Chaque attaque est menée avec une force de pelotons, pouvant aller jusqu'à une compagnie. Une autre caractéristique commune est que les attaques lancées après plusieurs jours de préparation de l'artillerie et de l'aviation atteignent généralement leur but le troisième jour. J'en déduis que les positions ukrainiennes les plus lourdement attaquées sont ensuite reprises, généralement sur une profondeur et une largeur de 500 à 1000 mètres. Pour ce résultat, les Russes perdent 2 à 4 compagnies de forces en 2 à 3 jours.

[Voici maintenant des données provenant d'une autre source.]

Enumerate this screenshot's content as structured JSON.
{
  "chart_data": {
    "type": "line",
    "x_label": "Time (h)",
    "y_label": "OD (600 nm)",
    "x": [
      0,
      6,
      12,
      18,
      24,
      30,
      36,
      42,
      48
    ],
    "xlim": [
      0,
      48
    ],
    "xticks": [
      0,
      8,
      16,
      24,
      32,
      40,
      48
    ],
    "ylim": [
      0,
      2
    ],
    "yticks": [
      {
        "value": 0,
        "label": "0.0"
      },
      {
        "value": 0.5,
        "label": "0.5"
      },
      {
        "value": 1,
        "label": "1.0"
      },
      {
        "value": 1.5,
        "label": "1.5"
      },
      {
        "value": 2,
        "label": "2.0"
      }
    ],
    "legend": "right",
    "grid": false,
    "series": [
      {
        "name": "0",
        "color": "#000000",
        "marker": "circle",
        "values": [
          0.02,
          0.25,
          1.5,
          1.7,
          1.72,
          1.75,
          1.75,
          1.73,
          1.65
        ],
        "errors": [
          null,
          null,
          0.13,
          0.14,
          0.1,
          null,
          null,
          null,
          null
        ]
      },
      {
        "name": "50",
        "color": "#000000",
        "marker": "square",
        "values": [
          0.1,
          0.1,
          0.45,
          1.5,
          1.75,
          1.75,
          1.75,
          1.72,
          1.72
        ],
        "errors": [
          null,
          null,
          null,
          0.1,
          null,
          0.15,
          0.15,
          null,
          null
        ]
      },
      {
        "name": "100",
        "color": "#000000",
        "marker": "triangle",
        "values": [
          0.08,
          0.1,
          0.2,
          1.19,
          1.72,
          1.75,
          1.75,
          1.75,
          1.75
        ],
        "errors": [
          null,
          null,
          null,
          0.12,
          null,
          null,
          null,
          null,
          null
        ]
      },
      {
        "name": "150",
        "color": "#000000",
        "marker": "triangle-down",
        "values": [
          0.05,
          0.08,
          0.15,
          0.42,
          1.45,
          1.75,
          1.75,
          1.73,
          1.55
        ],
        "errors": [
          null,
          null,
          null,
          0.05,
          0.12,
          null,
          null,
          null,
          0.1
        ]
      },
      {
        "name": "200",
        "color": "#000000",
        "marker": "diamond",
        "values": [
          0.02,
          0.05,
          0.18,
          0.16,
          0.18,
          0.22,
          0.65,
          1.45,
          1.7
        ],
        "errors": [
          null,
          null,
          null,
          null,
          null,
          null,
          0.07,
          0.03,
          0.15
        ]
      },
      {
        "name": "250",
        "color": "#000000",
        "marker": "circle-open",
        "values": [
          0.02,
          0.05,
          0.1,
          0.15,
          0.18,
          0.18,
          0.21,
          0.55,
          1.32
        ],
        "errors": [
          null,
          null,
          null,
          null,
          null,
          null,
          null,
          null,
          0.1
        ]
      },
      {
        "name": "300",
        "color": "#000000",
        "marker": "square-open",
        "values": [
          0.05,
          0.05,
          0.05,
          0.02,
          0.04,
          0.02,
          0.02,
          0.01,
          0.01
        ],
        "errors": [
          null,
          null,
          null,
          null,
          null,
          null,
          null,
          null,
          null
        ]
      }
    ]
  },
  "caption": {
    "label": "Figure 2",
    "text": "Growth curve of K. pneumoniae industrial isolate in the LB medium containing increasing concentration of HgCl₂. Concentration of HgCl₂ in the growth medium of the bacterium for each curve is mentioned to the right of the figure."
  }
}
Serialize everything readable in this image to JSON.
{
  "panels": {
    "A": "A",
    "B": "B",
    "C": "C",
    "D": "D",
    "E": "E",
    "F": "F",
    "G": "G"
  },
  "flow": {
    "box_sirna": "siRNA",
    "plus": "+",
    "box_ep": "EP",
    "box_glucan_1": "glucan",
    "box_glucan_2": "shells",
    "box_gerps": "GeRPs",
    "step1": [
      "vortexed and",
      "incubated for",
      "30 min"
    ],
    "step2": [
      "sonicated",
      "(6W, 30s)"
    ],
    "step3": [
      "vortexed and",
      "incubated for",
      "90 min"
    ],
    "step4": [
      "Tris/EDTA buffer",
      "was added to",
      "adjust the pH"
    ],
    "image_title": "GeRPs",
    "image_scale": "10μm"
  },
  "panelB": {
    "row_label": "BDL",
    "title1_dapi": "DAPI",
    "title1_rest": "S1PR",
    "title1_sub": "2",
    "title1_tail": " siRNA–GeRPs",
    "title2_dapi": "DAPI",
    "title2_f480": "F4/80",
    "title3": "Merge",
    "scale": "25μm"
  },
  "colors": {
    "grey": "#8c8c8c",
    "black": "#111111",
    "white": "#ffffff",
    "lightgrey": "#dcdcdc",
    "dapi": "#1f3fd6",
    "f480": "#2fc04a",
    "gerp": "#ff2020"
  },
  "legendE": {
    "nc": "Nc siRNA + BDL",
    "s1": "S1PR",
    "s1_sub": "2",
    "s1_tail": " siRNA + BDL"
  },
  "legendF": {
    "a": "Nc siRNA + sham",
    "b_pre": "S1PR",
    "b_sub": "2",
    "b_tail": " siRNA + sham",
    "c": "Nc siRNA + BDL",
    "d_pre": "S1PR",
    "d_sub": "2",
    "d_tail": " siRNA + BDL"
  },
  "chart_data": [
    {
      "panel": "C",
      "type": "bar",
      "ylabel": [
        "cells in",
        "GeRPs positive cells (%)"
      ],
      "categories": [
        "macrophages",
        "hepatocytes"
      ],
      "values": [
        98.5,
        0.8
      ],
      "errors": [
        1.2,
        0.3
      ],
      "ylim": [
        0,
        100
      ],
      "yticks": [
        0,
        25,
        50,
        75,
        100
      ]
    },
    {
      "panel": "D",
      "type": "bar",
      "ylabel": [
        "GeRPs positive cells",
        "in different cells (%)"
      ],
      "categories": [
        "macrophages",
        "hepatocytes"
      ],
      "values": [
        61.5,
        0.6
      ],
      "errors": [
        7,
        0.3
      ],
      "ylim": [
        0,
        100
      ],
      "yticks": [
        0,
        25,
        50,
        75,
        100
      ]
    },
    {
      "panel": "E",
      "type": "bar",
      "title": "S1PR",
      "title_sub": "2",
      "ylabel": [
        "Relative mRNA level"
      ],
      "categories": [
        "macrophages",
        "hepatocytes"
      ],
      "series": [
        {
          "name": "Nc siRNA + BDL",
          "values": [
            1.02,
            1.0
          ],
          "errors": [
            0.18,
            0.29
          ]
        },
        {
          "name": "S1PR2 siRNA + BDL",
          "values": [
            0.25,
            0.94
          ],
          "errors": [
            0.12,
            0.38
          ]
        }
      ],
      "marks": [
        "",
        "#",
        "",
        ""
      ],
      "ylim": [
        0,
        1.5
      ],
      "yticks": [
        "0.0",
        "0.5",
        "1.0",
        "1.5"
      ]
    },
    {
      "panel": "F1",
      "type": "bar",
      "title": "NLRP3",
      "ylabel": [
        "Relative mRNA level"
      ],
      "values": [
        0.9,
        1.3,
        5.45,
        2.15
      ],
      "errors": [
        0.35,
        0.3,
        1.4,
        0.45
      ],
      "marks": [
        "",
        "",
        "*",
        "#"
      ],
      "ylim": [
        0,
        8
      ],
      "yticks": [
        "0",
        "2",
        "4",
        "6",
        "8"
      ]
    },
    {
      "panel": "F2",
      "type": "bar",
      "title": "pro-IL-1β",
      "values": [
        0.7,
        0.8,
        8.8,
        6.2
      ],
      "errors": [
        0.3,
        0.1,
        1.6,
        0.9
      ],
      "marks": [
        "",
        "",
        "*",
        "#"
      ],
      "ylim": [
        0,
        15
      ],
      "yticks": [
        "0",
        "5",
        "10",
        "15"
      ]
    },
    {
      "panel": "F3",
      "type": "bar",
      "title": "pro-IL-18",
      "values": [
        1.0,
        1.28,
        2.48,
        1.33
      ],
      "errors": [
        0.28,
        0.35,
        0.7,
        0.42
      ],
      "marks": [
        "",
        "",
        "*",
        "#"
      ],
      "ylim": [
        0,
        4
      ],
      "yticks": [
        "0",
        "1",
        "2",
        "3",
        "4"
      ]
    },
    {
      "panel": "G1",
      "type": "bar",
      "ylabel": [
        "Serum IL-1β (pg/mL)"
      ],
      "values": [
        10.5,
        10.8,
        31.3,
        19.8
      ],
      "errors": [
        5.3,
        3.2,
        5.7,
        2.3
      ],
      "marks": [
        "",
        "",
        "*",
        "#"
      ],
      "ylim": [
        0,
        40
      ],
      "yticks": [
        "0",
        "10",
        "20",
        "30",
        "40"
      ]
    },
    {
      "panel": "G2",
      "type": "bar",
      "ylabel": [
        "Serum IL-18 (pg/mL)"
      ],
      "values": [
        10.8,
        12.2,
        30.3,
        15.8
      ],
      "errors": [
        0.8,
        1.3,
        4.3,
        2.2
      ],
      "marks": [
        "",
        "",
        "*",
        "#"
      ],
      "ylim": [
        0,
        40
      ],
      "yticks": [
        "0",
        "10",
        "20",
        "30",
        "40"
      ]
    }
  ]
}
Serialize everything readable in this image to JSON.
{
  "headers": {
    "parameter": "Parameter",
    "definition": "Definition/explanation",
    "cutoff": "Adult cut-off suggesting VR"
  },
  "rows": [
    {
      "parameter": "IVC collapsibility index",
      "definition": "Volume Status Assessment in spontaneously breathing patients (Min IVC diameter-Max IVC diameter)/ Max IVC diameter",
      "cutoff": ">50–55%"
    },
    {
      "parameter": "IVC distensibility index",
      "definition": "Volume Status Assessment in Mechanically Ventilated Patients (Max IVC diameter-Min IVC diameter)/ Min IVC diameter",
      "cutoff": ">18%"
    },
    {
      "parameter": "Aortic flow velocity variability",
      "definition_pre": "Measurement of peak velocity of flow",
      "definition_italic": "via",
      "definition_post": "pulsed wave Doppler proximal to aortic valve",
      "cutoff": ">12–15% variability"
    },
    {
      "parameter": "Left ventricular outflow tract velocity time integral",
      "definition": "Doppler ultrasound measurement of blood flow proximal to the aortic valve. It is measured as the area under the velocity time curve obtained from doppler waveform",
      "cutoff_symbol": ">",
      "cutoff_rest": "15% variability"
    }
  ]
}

Un autre schéma d'attaque russe consiste à toujours essayer de se placer du côté de la position ukrainienne la plus forte dans la région. En deux ou trois jours, ils pénétreront dans le flanc de la position (ce qui signifie une profondeur allant jusqu'à 1,5 km) et forceront les Ukrainiens à battre en retraite.
Croquis d'un schéma d'attaque tactique russe typique dans les environs de Novoselivka Persha.
Conclusions
La question se pose à juste titre de savoir quel sera le résultat de ce modèle perçu. Depuis le 7 octobre 2023, les Russes ont pu avancer sur cet axe d'attaque Avdiivka-Pokrovsk en 8 mois, en perdant environ 50 000 personnes, sur une profondeur de 20 km et une largeur de 30 km face à une force ukrainienne souffrant d'une grave pénurie de munitions.
Si l'on considère que la pénurie de munitions ukrainiennes est résolue (ce qui n'est pas absolument certain) et que toutes les autres circonstances restent inchangées, j'estime que les Russes pourraient atteindre la ligne OBJ A-B-C au plus tôt au printemps 2025, au prix de 60 à 80 000 pertes supplémentaires, et Pokrovsk est encore loin de là.
De toute évidence, les états-majors ukrainiens de niveau stratégique effectuent des calculs beaucoup plus précis. Connaissant le temps nécessaire à la construction d'un système de défense susceptible de tenir en échec les Russes, connaissant la vitesse de progression de ces derniers, il est possible de calculer l'endroit où il doit être construit (en tenant compte, bien sûr, du terrain). Tout cela pour dire que les Russes doivent être arrêtés à un moment ou à un autre, car quelles que soient les pertes subies, tant qu'ils continuent à avancer, la paix n'est pas envisageable.
Bien entendu, cette dernière n'est qu'une prédiction, car dès qu'une circonstance change, l'ensemble du calendrier et toutes les pistes d'action changent. Et la bonne adaptation à cela n'est plus la science de la guerre, mais l'art de la guerre.